Biliyorsunuz Konya'da ekmek, simit ve etliekmeğe yapılan fahiş zamlarla ilgili epey yazı yazdım. Yetkililer umursadı mı? Elbette hayır(!) Davulcu yellenmesi gibi dikkat çekmedi. Peki, yapılan bu zamlara karşı vatandaş sessiz kaldı mı? Tabi ki kalmadı. Herkes kendince önlemini almaya çalıştı. Vicdanlı, lafta değil gerçek yerli ve millî esnaflarında desteğiyle çeşitli alternatifler üretildi. Örneğin ekmeği 75 kuruşa, 90 kuruşa satan yerler var. Biraz dolaşın mutlaka görürsünüz. Ekmeğin kalitesi ve gramajı da yerinde. Kadınlar pazarının civarında tandır ekmeğini bir liraya satan teyzeler var. Bunlar nasıl mı kâr ediyor. Her şeyden önce sürümden kazanıyorlar. Ekmeği bir lira 10 kuruşa satan yerlere göre üç-dört kat daha fazla ekmek satıyorlar. Daha fazla para kazanma hırsının peşine düşmedikleri içinde kazançları bereketli oluyor, vatandaştan aldıkları hayır duası da cabası. Bir ekmeğe 35 kuruş daha az vermek günlük 10 ekmek tüketen bir aile için aylık 100 liranın üzerinde bir kazanç demektir.

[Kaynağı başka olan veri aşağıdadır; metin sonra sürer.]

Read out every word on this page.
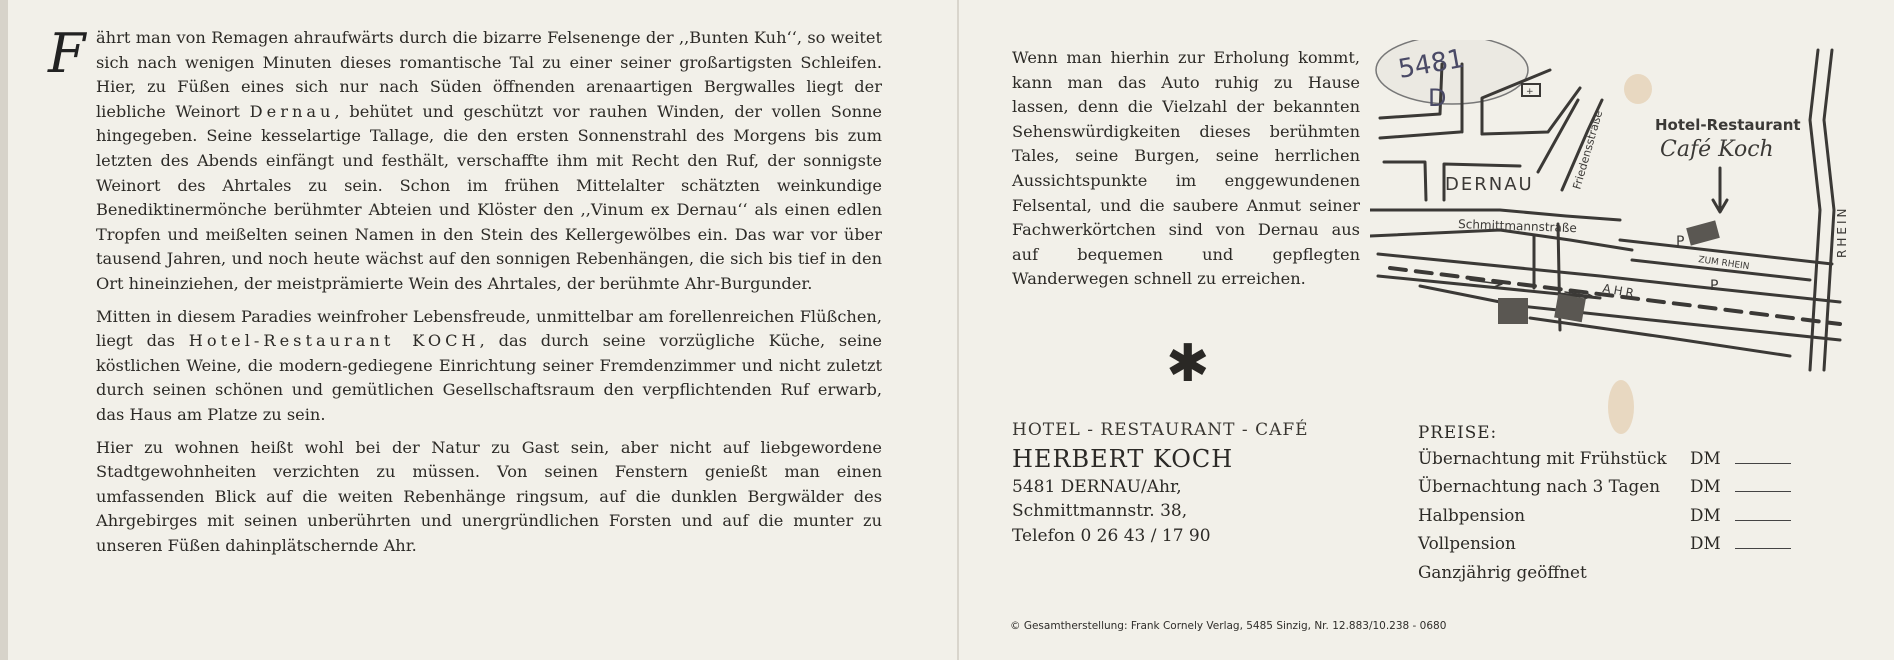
Fährt man von Remagen ahraufwärts durch die bizarre Felsenenge der ,,Bunten Kuh‘‘, so weitet sich nach wenigen Minuten dieses romantische Tal zu einer seiner großartigsten Schleifen. Hier, zu Füßen eines sich nur nach Süden öffnenden arenaartigen Bergwalles liegt der liebliche Weinort Dernau, behütet und geschützt vor rauhen Winden, der vollen Sonne hingegeben. Seine kesselartige Tallage, die den ersten Sonnenstrahl des Morgens bis zum letzten des Abends einfängt und festhält, verschaffte ihm mit Recht den Ruf, der sonnigste Weinort des Ahrtales zu sein. Schon im frühen Mittelalter schätzten weinkundige Benediktinermönche berühmter Abteien und Klöster den ,,Vinum ex Dernau‘‘ als einen edlen Tropfen und meißelten seinen Namen in den Stein des Kellergewölbes ein. Das war vor über tausend Jahren, und noch heute wächst auf den sonnigen Rebenhängen, die sich bis tief in den Ort hineinziehen, der meistprämierte Wein des Ahrtales, der berühmte Ahr-Burgunder.

Mitten in diesem Paradies weinfroher Lebensfreude, unmittelbar am forellenreichen Flüßchen, liegt das Hotel-Restaurant KOCH, das durch seine vorzügliche Küche, seine köstlichen Weine, die modern-gediegene Einrichtung seiner Fremdenzimmer und nicht zuletzt durch seinen schönen und gemütlichen Gesellschaftsraum den verpflichtenden Ruf erwarb, das Haus am Platze zu sein.

Hier zu wohnen heißt wohl bei der Natur zu Gast sein, aber nicht auf liebgewordene Stadtgewohnheiten verzichten zu müssen. Von seinen Fenstern genießt man einen umfassenden Blick auf die weiten Rebenhänge ringsum, auf die dunklen Bergwälder des Ahrgebirges mit seinen unberührten und unergründlichen Forsten und auf die munter zu unseren Füßen dahinplätschernde Ahr.

Wenn man hierhin zur Erholung kommt, kann man das Auto ruhig zu Hause lassen, denn die Vielzahl der bekannten Sehenswürdigkeiten dieses berühmten Tales, seine Burgen, seine herrlichen Aussichtspunkte im enggewundenen Felsental, und die saubere Anmut seiner Fachwerkörtchen sind von Dernau aus auf bequemen und gepflegten Wanderwegen schnell zu erreichen.
+
DERNAU
Hotel-Restaurant
Café Koch
Schmittmannstraße
Friedensstraße
ZUM RHEIN
AHR
RHEIN
P
P
5481
D
✱
HOTEL - RESTAURANT - CAFÉ
HERBERT KOCH
5481 DERNAU/Ahr,
Schmittmannstr. 38,
Telefon 0 26 43 / 17 90
PREISE:
Übernachtung mit Frühstück DM
Übernachtung nach 3 Tagen DM
Halbpension	DM
Vollpension	DM
Ganzjährig geöffnet
© Gesamtherstellung: Frank Cornely Verlag, 5485 Sinzig, Nr. 12.883/10.238 - 0680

3-5 sene öncesine kadar bedesten çevresinde, çarşının belli başlı noktalarında belediyeye işgaliye ücretini ödeyerek satış yapan simitçiler vardı. Şimdi nedense hiçbiri kalmadı. Bunun en büyük sebebi belediyenin ekmeğini satan büfeler ve her tarafta mantar gibi biten simitçi dükkânlar... Buralarda simidin fiyatı da elbette yüksek. Simit dükkânlarında bir lira 50 kuruştan satılan simit, belediye büfelerinde ise bir lira 25 kuruş. Elbette bu fiyatlar vatandaş için yüksek. Peki, vatandaş simit yemeyecek mi? Alternatif yollardan yemeye devam edecek. Tepsilerde, muz kolilerinin içerisinde 75 kuruşa bir liraya simit satan güzel insanlar var. Ayrıca yine bu fiyatlarla satış yapan vicdanlı esnaflarda var. İnşallah fiyat kırıyorlar diye gözünü para hırsı bürümüş aç gözlü esnaf müsveddelerinin saldırılarına uğramazlar...

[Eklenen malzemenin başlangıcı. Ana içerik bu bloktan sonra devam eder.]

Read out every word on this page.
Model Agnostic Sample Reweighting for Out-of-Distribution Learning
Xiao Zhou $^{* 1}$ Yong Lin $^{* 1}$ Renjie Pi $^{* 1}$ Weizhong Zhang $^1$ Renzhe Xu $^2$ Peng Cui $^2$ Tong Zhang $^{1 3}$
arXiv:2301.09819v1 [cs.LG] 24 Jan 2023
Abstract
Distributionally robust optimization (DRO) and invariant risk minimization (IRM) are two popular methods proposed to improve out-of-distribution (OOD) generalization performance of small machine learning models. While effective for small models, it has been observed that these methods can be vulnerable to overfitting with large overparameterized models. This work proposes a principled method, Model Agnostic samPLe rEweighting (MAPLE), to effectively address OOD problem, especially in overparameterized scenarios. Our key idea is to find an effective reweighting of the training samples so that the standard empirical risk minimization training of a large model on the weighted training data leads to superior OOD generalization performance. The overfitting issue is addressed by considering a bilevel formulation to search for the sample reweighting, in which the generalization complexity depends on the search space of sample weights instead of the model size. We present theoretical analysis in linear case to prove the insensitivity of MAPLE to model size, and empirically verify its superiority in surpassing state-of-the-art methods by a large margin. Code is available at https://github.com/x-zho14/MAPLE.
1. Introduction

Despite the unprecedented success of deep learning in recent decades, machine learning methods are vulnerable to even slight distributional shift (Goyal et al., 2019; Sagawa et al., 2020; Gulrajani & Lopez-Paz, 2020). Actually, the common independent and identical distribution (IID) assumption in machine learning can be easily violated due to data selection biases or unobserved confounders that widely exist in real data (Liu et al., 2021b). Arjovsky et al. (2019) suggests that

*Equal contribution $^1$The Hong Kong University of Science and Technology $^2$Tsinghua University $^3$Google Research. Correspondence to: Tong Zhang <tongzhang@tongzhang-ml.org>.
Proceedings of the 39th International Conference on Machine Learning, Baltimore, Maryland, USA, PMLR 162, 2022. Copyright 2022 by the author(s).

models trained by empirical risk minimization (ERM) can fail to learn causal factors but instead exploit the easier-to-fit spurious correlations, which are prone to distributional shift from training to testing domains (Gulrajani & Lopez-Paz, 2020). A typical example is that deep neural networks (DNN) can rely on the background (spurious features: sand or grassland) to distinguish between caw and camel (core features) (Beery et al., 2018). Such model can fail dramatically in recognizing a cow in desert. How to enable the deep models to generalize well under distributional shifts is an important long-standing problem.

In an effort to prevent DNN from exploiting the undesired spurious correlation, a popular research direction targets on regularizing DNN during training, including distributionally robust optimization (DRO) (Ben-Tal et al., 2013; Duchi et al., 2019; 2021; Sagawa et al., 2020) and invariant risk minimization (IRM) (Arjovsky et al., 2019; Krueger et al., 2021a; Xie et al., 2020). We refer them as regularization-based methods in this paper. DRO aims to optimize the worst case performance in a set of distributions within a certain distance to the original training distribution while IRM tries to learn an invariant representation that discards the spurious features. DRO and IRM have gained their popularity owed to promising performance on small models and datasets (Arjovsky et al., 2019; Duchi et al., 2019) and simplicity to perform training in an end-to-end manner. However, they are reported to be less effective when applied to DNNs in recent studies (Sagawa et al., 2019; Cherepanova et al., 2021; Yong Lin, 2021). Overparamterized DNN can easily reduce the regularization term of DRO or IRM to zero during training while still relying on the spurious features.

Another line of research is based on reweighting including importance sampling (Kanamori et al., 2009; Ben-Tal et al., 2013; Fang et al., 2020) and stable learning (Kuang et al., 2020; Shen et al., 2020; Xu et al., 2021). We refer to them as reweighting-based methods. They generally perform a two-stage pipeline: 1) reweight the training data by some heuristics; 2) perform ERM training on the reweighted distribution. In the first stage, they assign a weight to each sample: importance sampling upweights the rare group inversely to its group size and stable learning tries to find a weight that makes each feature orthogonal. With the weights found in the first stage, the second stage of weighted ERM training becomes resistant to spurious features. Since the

İsteyen istediği kadar keyfince fiyatlara zam yapsın. Piyasada son sözü her zaman vatandaş söyler. İşine gelmeyen ürünü almadığı zaman bir süre sonra fiyatı otomatik olarak düşer ya da fahiş fiyata satmaya çalışanlar batar. Bu her zaman böyle olmuştur. Patates-soğan fiyatlarında artış olunca mahalle arasında kamyonla dolaşan sebzeciler yeniden ortaya çıktı ve makul fiyattan satış yapmaya başladılar. Yukarıda anlattığım manzara 90'larda, 2000'lerin başında çokça yaşadığımız bir durumdu. Sene 2018 oldu ama işler biraz ters gidince adsız kahramanlar tekrar devreye girdi ve vatandaşı bir nebze olsun rahatlattı. Eminim şimdi bu satırları okuyan bir kısım her şeyi ben bilirim kafasındaki zevat ama kayıt dışı ekonomi ama hijyen falan diyecekler. Bunları diyebilmeniz için önce bu fahiş zamlar yapıldığında itiraz edecektiniz. O gün bir şey söylemeyenin bugünde konuşmaya hakkı yoktur...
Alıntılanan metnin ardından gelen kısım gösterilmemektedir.